Maintenance window schedules can be controlled using common cron definitions or using rate expressions. Furthermore, concurrency settings can be utilised to ensure Maintenance Window tasks are conducted in a phased rollout rather than all at once and error thresholds can cancel a Maintenance Window Task if a set number of operations fail. Logs can be stored in Amazon CloudWatch Logs or Amazon S3 buckets to provide a clear auditable trail of configuration changes applied to machines and Amazon Simple Notification Service can be configured to report execution progress notifications during scheduled executions.

Maintenance Windows support running four different types of tasks:

  1. Commands in Run command like applying patches using the AWS-RunPatchBaseline automation document.
  2. Automation workflows like execution scripts or remote configuration changes on managed resources.
  3. AWS Lambda functions for any programmatic operations.
  4. AWS Step Functions for complex orchestration of serverless workflows.

Maintenance Window Tasks

When a maintenance window is invoked, it uses the registered task to determine what action to take. Common tasks include applying patch baselines to registered patch groups using the Run Command feature of Systems Manager.
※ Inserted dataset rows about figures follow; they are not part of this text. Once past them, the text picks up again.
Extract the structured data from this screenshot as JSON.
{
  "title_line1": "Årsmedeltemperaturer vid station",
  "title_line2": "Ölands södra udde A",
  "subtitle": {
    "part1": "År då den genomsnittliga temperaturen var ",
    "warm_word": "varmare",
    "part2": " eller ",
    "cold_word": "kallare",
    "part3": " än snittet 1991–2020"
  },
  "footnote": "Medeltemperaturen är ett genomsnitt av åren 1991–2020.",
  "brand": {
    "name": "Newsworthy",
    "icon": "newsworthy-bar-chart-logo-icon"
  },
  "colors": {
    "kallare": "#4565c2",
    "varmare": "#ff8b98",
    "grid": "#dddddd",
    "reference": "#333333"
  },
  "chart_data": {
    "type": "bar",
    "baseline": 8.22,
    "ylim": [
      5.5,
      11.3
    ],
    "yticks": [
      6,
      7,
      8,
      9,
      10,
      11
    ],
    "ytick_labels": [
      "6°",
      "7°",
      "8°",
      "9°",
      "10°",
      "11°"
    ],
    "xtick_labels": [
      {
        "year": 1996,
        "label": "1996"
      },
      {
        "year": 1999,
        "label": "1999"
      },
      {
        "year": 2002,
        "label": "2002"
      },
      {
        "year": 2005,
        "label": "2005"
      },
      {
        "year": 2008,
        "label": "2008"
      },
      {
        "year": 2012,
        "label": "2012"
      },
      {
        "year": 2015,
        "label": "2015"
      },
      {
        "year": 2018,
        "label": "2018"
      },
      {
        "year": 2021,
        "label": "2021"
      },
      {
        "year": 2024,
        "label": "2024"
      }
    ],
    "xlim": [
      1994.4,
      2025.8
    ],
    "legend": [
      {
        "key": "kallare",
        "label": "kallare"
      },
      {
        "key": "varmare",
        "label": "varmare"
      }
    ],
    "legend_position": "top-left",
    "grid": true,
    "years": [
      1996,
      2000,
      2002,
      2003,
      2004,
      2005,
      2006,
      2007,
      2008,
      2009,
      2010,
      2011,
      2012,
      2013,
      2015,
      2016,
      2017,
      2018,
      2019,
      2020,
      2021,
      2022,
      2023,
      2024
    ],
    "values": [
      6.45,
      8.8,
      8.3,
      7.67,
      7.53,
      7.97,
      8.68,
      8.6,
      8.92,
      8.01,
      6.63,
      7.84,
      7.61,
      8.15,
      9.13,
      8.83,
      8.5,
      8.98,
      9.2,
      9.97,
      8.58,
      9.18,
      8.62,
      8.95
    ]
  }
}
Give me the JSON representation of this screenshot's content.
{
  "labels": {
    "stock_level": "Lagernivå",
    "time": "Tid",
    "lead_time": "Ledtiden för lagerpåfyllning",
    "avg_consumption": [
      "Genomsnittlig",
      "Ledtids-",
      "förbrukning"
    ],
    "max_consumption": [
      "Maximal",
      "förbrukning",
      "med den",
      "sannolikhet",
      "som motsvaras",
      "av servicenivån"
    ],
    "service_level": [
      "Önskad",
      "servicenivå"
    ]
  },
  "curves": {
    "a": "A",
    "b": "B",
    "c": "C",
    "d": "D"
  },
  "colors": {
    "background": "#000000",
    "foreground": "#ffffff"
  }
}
Maintenance Window Targets

Maintenance Window Targets are the resources which will have actions defined in Maintenance Window Tasks applied to them. In a patching scenario the run command applies the AWS-RunPatchBaseline automation document loading parameters from the specified patch baseline against registered nodes in the Maintenance Window Target definition.

Patching Workflow

 

The initial step is to invoke the AWS-RunPatchBaseline, this can be done manually using the Patch Now feature of Patch Manager or using a Maintenance Window for a more automated workflow. When using Maintenance Windows, the task definition states what to do (AWS-RunPatchbaseline) and the Maintenance Window registered targets define on what resources to apply the task to.
The AWS-RunPatchBaseline automation document loads parameters from the task invocation, including operation type (scan, install) and any overriding parameters that will take precedence over what is declared in the Patch Baseline. It then follows a pre-determined set of steps to walk through the process of identifying machines, the Patch Group they belong to, what Patch Baseline to apply and finally the installation of missing patches.

First, it checks a target to see if it has the required Patch Group: value tag, if it doesn’t then the automation workflow ends, if it does then it identifies what Patch Group the managed node belongs to.
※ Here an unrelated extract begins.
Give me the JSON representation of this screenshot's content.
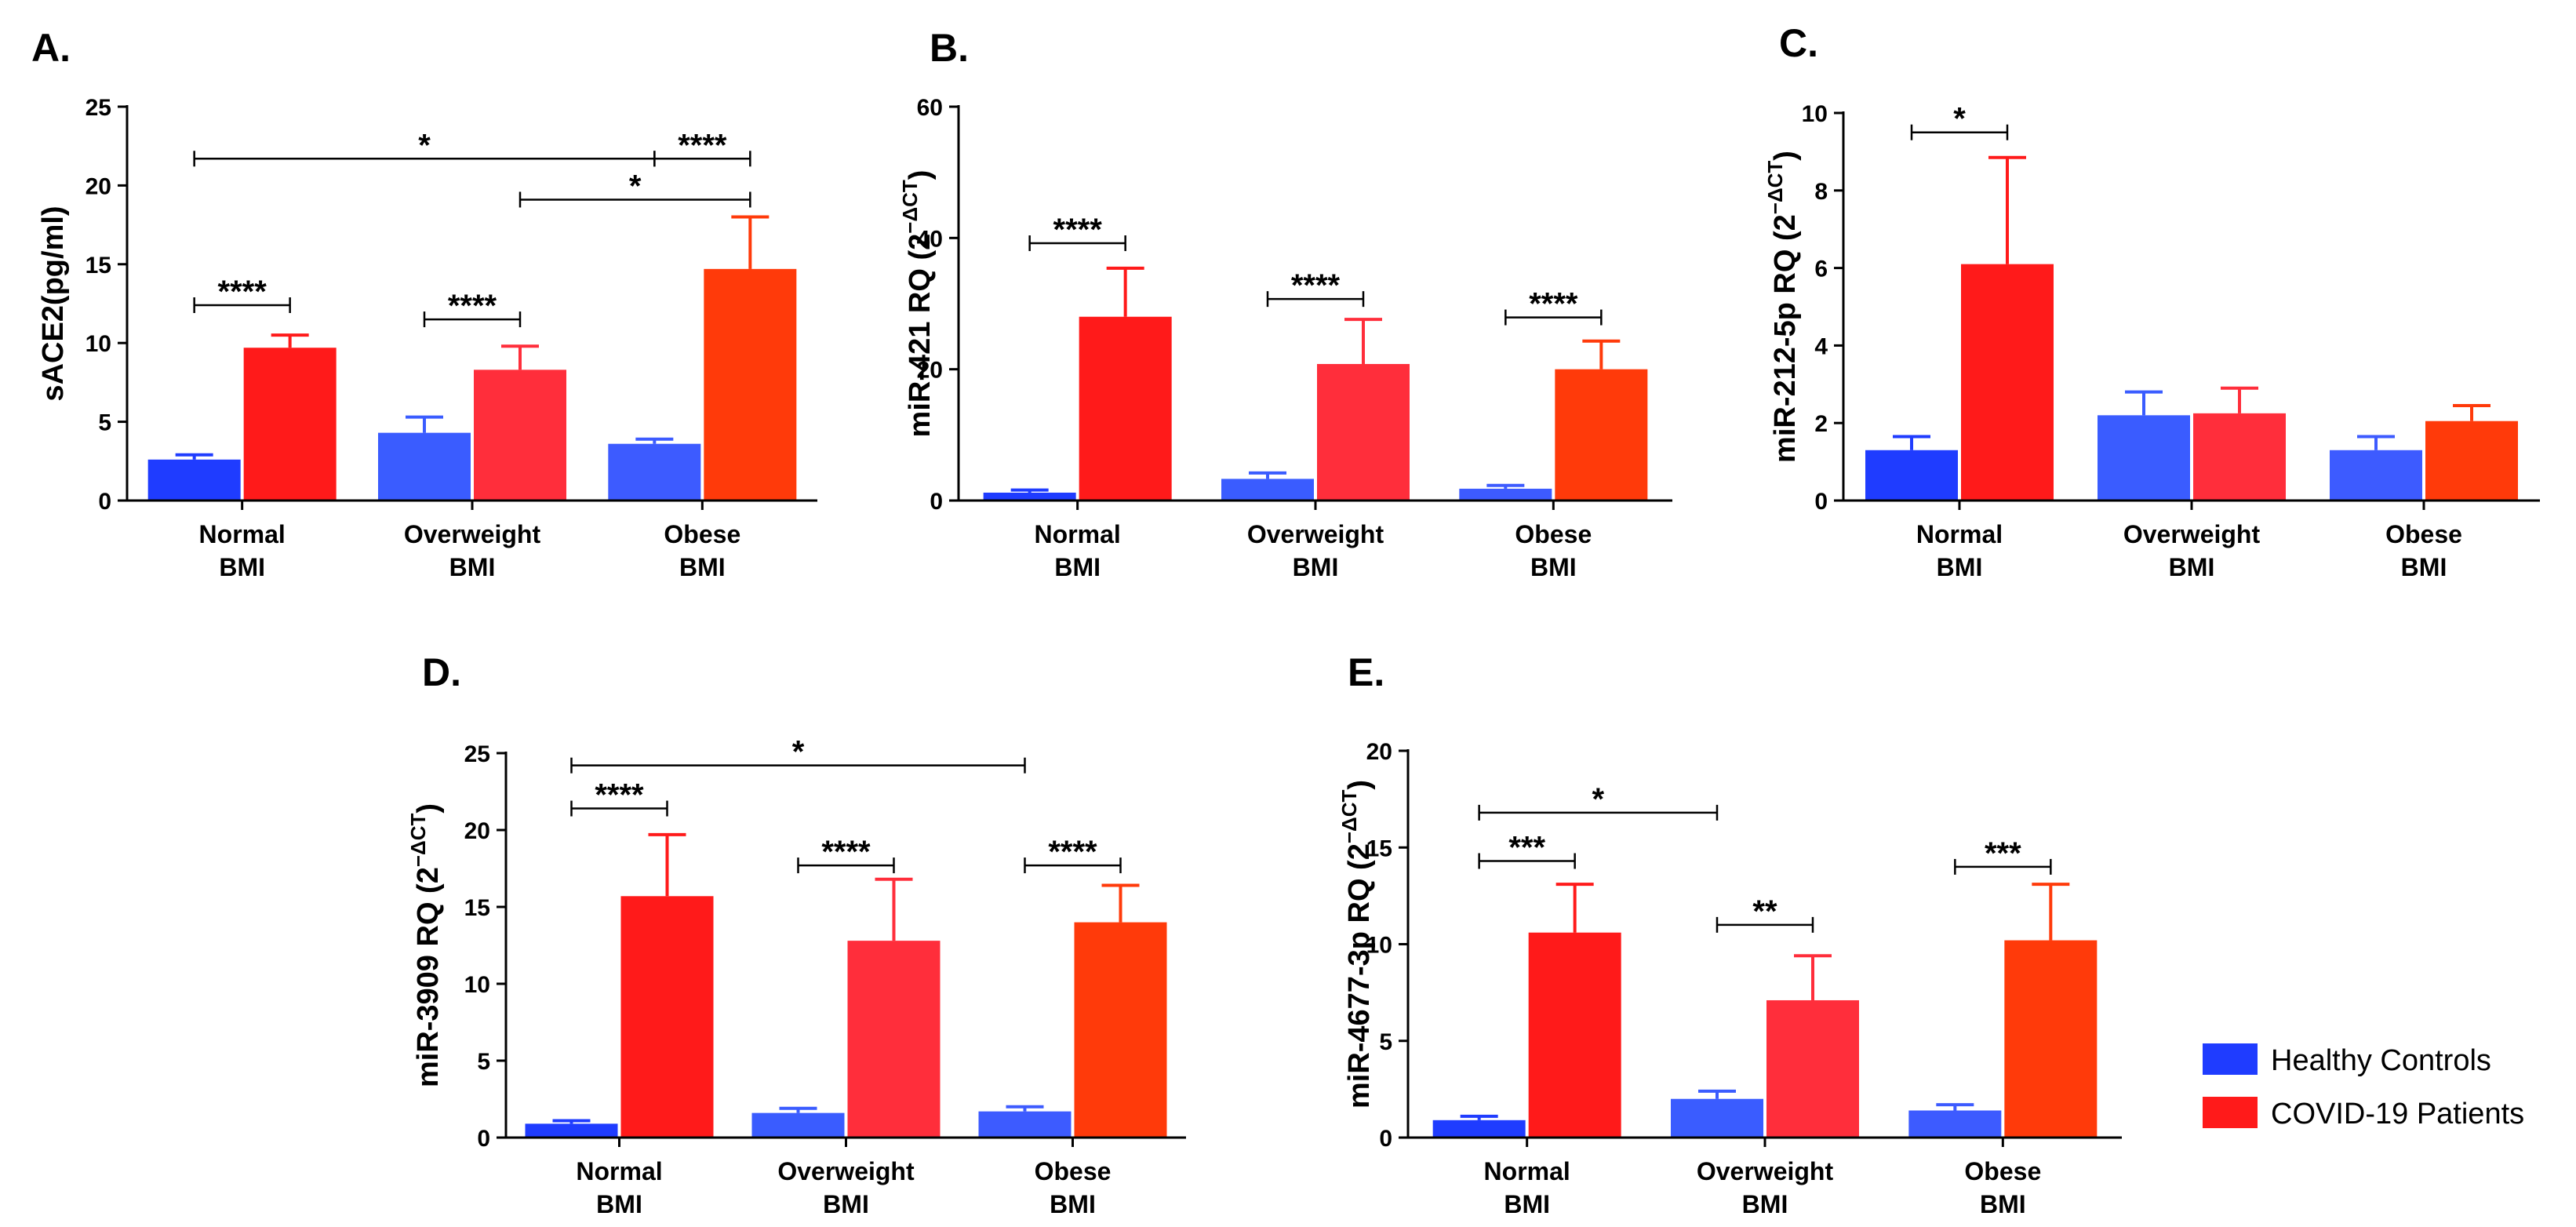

If the Patch Group has a specified Patch Baseline, then the automation document carries out the defined operation from the task invocation (scan, install) to either scan for missing patches or install them on the machine based on the criteria defined in the Patch Baseline. If the Patch Group has no Patch Baseline associated with it, it carries out the same steps but using the default Patch Baseline for the Operating System – if this has not been defined then it defaults to an AWS owned and managed Patch Baseline.

Summary

AWS Systems Manager Patch Manager allows organisations to greatly simplify patch operations to ensure virtual machines are always compliant and protected against common exploits. Patch Manager allows organisations to handle distributed patching in a safe, automated and secure manner that can scale with business needs.